To save us from sin, to offer us redemption.

And to save us from the story we were trapped in, the story of conflict and redemptive violence, the story of us against them, they story of freedom for my people only at the expense of the other.

And to offer us instead an alternative to that story; in which the people of God choose to stand with the victims of violence, not with those who benefit. In which we can read the story of the Exodus and identify not with Moses, but with the parents in Egypt grieving for the death of their child. In which peace comes not through superior firepower, not through the exclusion of the other, but through love, self giving, hospitality, generosity, forgiveness, just, self-sacrifice.

For at the Last Supper, Jesus does not just reinterpret the story of the Exodus, he looks forward to a time in which that new meaning finds it’s fulfilment, in the obscure we generally skip over.

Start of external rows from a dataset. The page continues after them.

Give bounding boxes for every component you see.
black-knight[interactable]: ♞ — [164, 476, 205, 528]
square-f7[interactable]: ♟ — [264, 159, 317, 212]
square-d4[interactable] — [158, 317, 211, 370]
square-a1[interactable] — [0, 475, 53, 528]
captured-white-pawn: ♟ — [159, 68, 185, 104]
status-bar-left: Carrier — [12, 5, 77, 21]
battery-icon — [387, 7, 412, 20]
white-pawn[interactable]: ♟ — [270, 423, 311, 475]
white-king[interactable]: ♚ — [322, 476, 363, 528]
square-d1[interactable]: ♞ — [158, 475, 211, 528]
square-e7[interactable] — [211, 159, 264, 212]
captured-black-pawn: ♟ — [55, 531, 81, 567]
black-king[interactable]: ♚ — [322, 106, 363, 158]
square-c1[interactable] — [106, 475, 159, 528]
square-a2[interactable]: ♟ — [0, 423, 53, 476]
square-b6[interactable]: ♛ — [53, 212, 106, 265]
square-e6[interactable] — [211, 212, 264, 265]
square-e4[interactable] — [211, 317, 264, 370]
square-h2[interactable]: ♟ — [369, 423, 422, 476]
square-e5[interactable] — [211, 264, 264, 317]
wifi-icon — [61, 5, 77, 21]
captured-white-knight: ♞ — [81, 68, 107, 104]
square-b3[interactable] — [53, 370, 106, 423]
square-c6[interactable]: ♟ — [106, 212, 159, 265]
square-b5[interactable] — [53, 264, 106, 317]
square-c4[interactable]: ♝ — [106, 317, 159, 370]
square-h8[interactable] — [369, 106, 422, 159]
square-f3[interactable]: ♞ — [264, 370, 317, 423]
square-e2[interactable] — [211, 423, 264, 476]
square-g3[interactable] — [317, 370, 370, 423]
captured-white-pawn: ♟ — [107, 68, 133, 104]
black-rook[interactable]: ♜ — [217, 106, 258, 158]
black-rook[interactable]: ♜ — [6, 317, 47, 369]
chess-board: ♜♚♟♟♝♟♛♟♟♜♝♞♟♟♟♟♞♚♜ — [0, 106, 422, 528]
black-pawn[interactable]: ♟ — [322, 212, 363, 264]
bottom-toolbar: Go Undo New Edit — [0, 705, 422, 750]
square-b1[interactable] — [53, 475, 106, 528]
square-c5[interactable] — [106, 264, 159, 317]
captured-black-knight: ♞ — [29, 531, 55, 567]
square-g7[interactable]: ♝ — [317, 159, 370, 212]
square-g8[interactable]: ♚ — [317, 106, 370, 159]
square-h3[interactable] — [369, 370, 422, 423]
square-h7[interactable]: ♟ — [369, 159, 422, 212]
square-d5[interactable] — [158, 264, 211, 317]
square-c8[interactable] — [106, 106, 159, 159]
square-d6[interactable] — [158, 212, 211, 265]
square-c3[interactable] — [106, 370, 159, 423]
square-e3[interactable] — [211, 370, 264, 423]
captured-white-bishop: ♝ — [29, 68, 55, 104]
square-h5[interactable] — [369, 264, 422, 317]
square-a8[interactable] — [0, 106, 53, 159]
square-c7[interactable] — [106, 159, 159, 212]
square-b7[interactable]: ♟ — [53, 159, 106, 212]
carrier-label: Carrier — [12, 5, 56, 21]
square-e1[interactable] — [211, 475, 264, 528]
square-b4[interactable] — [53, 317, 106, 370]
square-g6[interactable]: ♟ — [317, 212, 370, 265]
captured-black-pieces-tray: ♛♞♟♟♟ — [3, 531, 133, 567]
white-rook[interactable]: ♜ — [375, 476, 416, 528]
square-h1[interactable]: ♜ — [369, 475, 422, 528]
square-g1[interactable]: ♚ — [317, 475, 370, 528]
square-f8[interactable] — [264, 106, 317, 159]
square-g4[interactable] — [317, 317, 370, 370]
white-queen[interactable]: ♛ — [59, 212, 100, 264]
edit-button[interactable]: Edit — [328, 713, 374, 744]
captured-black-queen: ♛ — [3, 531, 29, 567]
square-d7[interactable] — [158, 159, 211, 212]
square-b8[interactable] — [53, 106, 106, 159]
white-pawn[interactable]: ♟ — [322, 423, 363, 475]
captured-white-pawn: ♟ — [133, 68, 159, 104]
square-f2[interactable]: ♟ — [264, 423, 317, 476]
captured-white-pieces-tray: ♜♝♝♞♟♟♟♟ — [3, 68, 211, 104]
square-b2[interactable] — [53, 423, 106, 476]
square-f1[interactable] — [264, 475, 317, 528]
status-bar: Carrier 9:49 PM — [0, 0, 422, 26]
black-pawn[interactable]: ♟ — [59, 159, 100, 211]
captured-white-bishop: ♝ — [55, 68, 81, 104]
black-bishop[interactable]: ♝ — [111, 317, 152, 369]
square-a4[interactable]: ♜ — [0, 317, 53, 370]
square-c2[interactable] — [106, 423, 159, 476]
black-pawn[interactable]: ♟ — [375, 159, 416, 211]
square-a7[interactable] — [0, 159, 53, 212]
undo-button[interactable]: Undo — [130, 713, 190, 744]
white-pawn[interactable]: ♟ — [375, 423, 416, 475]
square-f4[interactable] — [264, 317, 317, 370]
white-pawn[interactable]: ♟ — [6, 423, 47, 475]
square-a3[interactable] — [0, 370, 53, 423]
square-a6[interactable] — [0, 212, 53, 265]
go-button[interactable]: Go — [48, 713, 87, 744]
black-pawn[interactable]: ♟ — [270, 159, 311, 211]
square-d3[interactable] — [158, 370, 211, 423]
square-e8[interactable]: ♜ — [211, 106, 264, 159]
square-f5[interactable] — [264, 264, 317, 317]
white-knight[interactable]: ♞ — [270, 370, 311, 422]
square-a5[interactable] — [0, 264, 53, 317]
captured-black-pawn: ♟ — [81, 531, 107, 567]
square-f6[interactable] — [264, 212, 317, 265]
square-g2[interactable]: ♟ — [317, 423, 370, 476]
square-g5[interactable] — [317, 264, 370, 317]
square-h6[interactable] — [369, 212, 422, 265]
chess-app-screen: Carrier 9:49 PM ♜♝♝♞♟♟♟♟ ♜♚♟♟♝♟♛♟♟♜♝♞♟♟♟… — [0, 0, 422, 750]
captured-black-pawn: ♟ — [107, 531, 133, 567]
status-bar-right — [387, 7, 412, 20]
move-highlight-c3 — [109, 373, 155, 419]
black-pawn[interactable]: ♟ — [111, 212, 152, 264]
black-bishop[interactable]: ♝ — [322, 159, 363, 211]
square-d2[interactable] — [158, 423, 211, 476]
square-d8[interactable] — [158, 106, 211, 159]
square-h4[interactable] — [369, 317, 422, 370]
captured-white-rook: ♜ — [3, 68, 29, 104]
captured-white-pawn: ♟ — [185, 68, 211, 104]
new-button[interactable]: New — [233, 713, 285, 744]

He said to them, ‘I have eagerly desired to eat this Passover with you before I suffer; for I tell you, I will not eat it until it is fulfilled in the kingdom of God.’

The Passover, this powerful symbol of freedom, is to be fulfilled in the Kingdom of God. And until it is, he will not eat it. He has longed to share this symbolic meal with his friends, but this Passover meal is not the real thing. This Passover meal still recalls the sacrifice of a lamb and the gaining of freedom through the slaughter of the innocent.

The Passover Jesus longed to eat was the one in which the violence of the story has been drained by his self-giving, and love of enemy has replaced fear, love has replaced distrust, hospitality has replaced barriers.

The true and final fulfilment of the Passover is when the people of God are set free to be a blessing to all peoples, all nations, as the promise made to Abraham and Sarah.

The Passover will be fulfilled when all are welcome at God’s table, in the final fullness of the Kingdom of God, when God’s will for peace, love, justice, reconciliation, is done on earth as in heaven; when all God’s children are fed and clothed, healthy and educated, secure and loved.
And when man finally places aside the blasphemous myth that by violence against our enemy God’s will is served.